Originally Posted by
jclay
We're doing it. Species extinction, unsustainable population growth, boundless resource consumption & environmental destruction and nuclear saber rattling which sooner or later will not end well be it via evil, miscalculation or fuckup. Hell, the cold temp reservoirs necessary to the operation of the heat engine we live on are warming and melting, and we keep buying larger vehicles, building larger houses, etc. It's not that we'll eventually destroy ourselves (and most higher order life), we're still at the party as the Titanic roars into the ice field.
Glad to hear that alternate viewpoints are getting a modicum of exposure. Putin may well have screwed up but Ukraine is paying the cost and I think Mearsheimer makes a strong case that continued avoidance (allowing for slow, positive change in the relevant areas) was possible.
It's relevant bc recognition of any problem is the first, necessary step to it's address. Though it may well be too late from Putin's perspective I just don't see a problem with with a ring to Putin and asking if he will cease and withdraw if NATO membership is taken off the table. Of course we won't do it for reasons similar to Putin's likely rejection but we'd give nothing meaningful up; we're still armed to the teeth; and responsibly unable to exercise our superior military power (which is neither news to, nor the ramifications lost on, any major power). If he doesn't agree then he loses even more in the court of international opinion, possibly including changes in his relationship with China.
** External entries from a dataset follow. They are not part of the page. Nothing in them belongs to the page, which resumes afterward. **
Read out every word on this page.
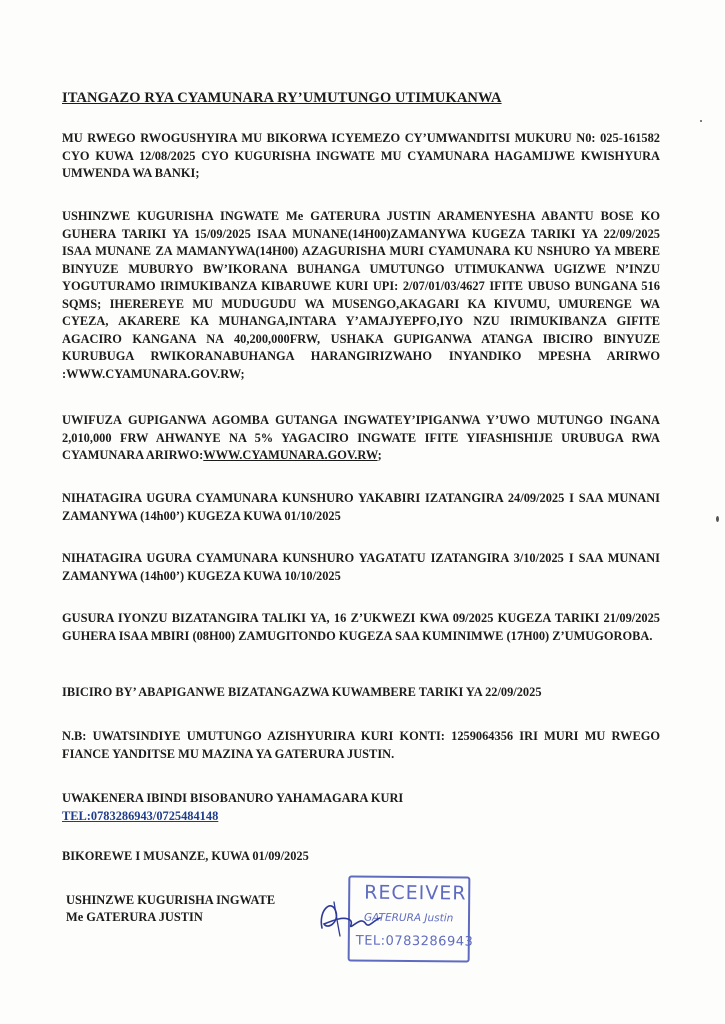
ITANGAZO RYA CYAMUNARA RY’UMUTUNGO UTIMUKANWA
MU RWEGO RWOGUSHYIRA MU BIKORWA ICYEMEZO CY’UMWANDITSI MUKURU N0: 025-161582 CYO KUWA 12/08/2025 CYO KUGURISHA INGWATE MU CYAMUNARA HAGAMIJWE KWISHYURA UMWENDA WA BANKI;
USHINZWE KUGURISHA INGWATE Me GATERURA JUSTIN ARAMENYESHA ABANTU BOSE KO GUHERA TARIKI YA 15/09/2025 ISAA MUNANE(14H00)ZAMANYWA KUGEZA TARIKI YA 22/09/2025 ISAA MUNANE ZA MAMANYWA(14H00) AZAGURISHA MURI CYAMUNARA KU NSHURO YA MBERE BINYUZE MUBURYO BW’IKORANA BUHANGA UMUTUNGO UTIMUKANWA UGIZWE N’INZU YOGUTURAMO IRIMUKIBANZA KIBARUWE KURI UPI: 2/07/01/03/4627 IFITE UBUSO BUNGANA 516 SQMS; IHEREREYE MU MUDUGUDU WA MUSENGO,AKAGARI KA KIVUMU, UMURENGE WA CYEZA, AKARERE KA MUHANGA,INTARA Y’AMAJYEPFO,IYO NZU IRIMUKIBANZA GIFITE AGACIRO KANGANA NA 40,200,000FRW, USHAKA GUPIGANWA ATANGA IBICIRO BINYUZE KURUBUGA RWIKORANABUHANGA HARANGIRIZWAHO INYANDIKO MPESHA ARIRWO :WWW.CYAMUNARA.GOV.RW;
UWIFUZA GUPIGANWA AGOMBA GUTANGA INGWATEY’IPIGANWA Y’UWO MUTUNGO INGANA 2,010,000 FRW AHWANYE NA 5% YAGACIRO INGWATE IFITE YIFASHISHIJE URUBUGA RWA CYAMUNARA ARIRWO:WWW.CYAMUNARA.GOV.RW;
NIHATAGIRA UGURA CYAMUNARA KUNSHURO YAKABIRI IZATANGIRA 24/09/2025 I SAA MUNANI ZAMANYWA (14h00’) KUGEZA KUWA 01/10/2025
NIHATAGIRA UGURA CYAMUNARA KUNSHURO YAGATATU IZATANGIRA 3/10/2025 I SAA MUNANI ZAMANYWA (14h00’) KUGEZA KUWA 10/10/2025
GUSURA IYONZU BIZATANGIRA TALIKI YA, 16 Z’UKWEZI KWA 09/2025 KUGEZA TARIKI 21/09/2025 GUHERA ISAA MBIRI (08H00) ZAMUGITONDO KUGEZA SAA KUMINIMWE (17H00) Z’UMUGOROBA.
IBICIRO BY’ ABAPIGANWE BIZATANGAZWA KUWAMBERE TARIKI YA 22/09/2025
N.B: UWATSINDIYE UMUTUNGO AZISHYURIRA KURI KONTI: 1259064356 IRI MURI MU RWEGO FIANCE YANDITSE MU MAZINA YA GATERURA JUSTIN.
UWAKENERA IBINDI BISOBANURO YAHAMAGARA KURI
TEL:0783286943/0725484148
BIKOREWE I MUSANZE, KUWA 01/09/2025
USHINZWE KUGURISHA INGWATE
Me GATERURA JUSTIN
RECEIVER
GATERURA Justin
TEL:0783286943
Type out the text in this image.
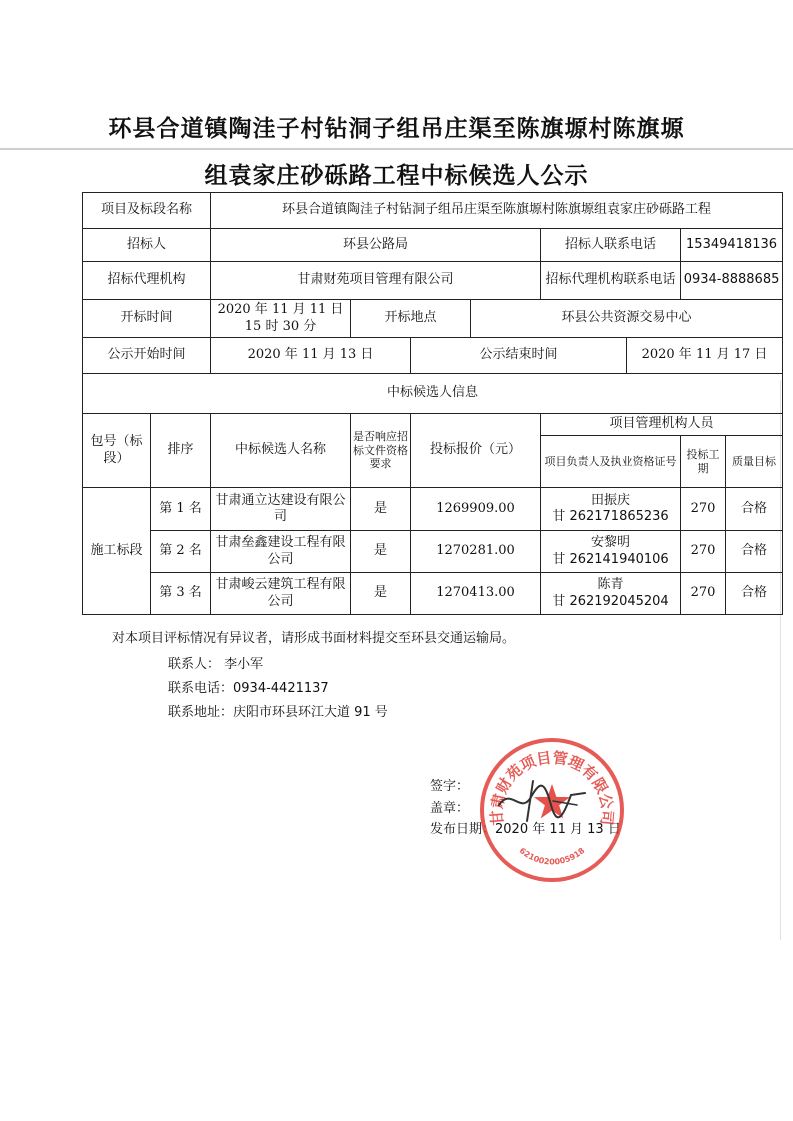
环县合道镇陶洼子村钻洞子组吊庄渠至陈旗塬村陈旗塬
组袁家庄砂砾路工程中标候选人公示
项目及标段名称		环县合道镇陶洼子村钻洞子组吊庄渠至陈旗塬村陈旗塬组袁家庄砂砾路工程							
招标人		环县公路局				招标人联系电话		15349418136	
招标代理机构		甘肃财苑项目管理有限公司				招标代理机构联系电话		0934-8888685	
开标时间		2020 年 11 月 11 日
15 时 30 分	开标地点		环县公共资源交易中心				
公示开始时间		2020 年 11 月 13 日		公示结束时间			2020 年 11 月 17 日		
中标候选人信息									
包号（标段）	排序	中标候选人名称	是否响应招标文件资格要求	投标报价（元）		项目管理机构人员			
						项目负责人及执业资格证号		投标工期	质量目标
施工标段	第 1 名	甘肃通立达建设有限公司	是	1269909.00		田振庆
甘 262171865236		270	合格
	第 2 名	甘肃垒鑫建设工程有限公司	是	1270281.00		安黎明
甘 262141940106		270	合格
	第 3 名	甘肃峻云建筑工程有限公司	是	1270413.00		陈青
甘 262192045204		270	合格

对本项目评标情况有异议者，请形成书面材料提交至环县交通运输局。

联系人： 李小军

联系电话：0934-4421137

联系地址：庆阳市环县环江大道 91 号

签字：

盖章：

发布日期：2020 年 11 月 13 日

甘肃财苑项目管理有限公司
6210020005918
I don't deny a country's agency but the major influencers are pretty obvious. We could have told Ukraine that we'd pressed our luck hard enough for the foreseeable future and that further NATO expansion, arms sales and so on would be dangerously destabilizing and not on offer. Refraining from aiding a governmental overthrow might have been a good idea, too.
We're not in a gunpowder limited world anymore and it's kinda like investing; it's the potential downsides of decisions, often ignored, that can do the most damage; and the potential downside in this age is nuclear destruction. If humanity doesn't start backing away from that then the only framework question is whether the proximate trigger to destruction of advanced life on this planet will be the controlled flight into ground of conventional environmental degradation or catastrophic nuclear exchange. And it ain't about utopia or lefty this/that; it's about survival of the planet and it's remaining species.